Lieutenant Foxworthy: These scurvy what?

Agent Farrow: —didn't put up much of a fight, of course, you know how it is, ah… Frenchmen…

Captain Hall: Of course.

Lieutenant Foxworthy: Of course.

Both men nod.

Agent Farrow: …but we still need help manning the ship.

Lieutenant Foxworthy: King and country, son, I'll send a few of our boys down.

Agent Farrow: I'm afraid that won't quite do it. You see, this old tub's in rather a bad way. French mechanics, you understand.

Lieutenant Foxworthy: Of course.

Captain Hall: Of course.

Agent Farrow: My men and I need to get to London, posthaste. We're on an important mission, and we're going to need your ship.

Silence on recording.

Agent Farrow: The whole thing.

Silence on recording.

Captain Hall: Do you have papers?

Agent Farrow: Of course I have papers.

Silence on recording.

Agent Farrow: It's for the King?

Captain Hall: Well, then, I hope you know how to steer fifty thousand tons of Liverpool steel!

Gigantic's crew and troop complement, five hundred and thirty-seven individuals in total, debarked onto the battleship and were taken to Site-91 for processing and cryogenic freezing.
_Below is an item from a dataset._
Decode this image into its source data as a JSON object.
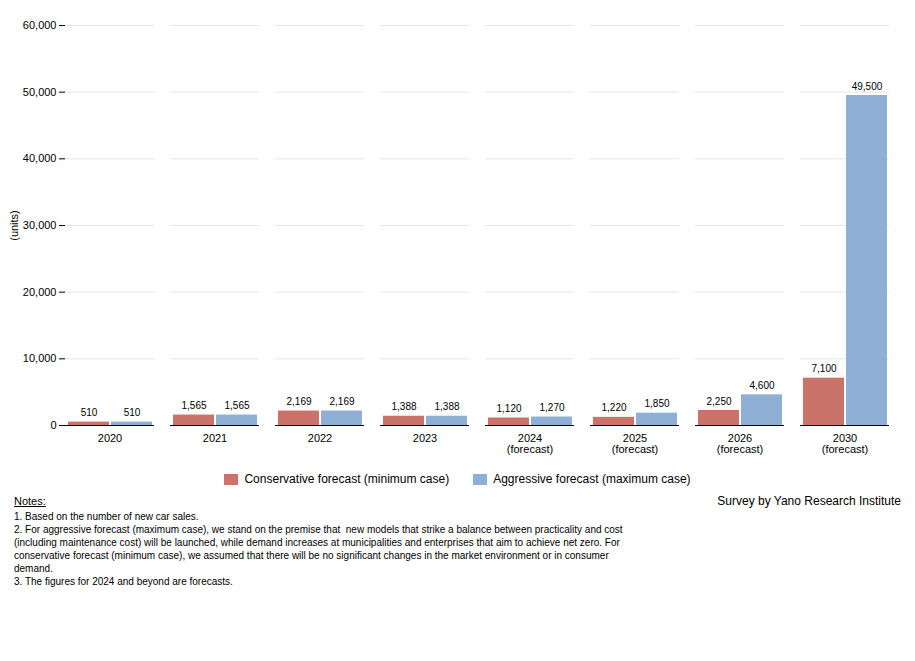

The ship was towed to the Mediterranean Sea, under the cover of a film dramatization of the sinking of Titanic, and treated to simulate eight decades of immersion in salt water. After the application of period explosives to confirm the mine damage cover story, Gigantic was carefully positioned by divers and sunk..Though Gigantic's water displacement had not changed, it now appeared to weigh roughly as much as a small sailboat after the neutralization of its crew and passengers.

Robertson's version of the ship's history, the true course of events, quickly faded from popular knowledge. Without the sustaining influence of the ship's company's belief in the events of the time loop, the loop itself weakened and finally collapsed. Gigantic's wreck briefly translocated to the mouth of the English Channel in 1997, and an incorporeal phantom appeared there instead in 1998; neither ship moved. In 1999, and every year since, no apparition event occurred at all.

The spiritus mundi component of SCP-5238-E, the persistence of Robertson's original narrative in the collective unconscious, was permanently co-opted by the Foundation following the creation of Wikipedia in 2001. Dr. Blank personally wrote the entry for HMHS Britannic, and the "EVENT" caused by Hubris completely vanished from the noosphere within the space of one year. Britannic remains on the bottom of the Mediterranean, never to complete its voyage, and its passengers and crew will never again reach London.

Addendum 5238-3, Update: A piece of fragmentary correspondence matching Morgan Robertson's handwriting was found during a raid on an occult gathering in Atlantic City, New Jersey, United States of America. It is reproduced in its entirety below.

Futility was for the cause. The wheel had to turn, and I turned it.

Hubris was for me. A monument to Pox Britannia.

When you hold their strings, it's so hard not to make the little idiots dance.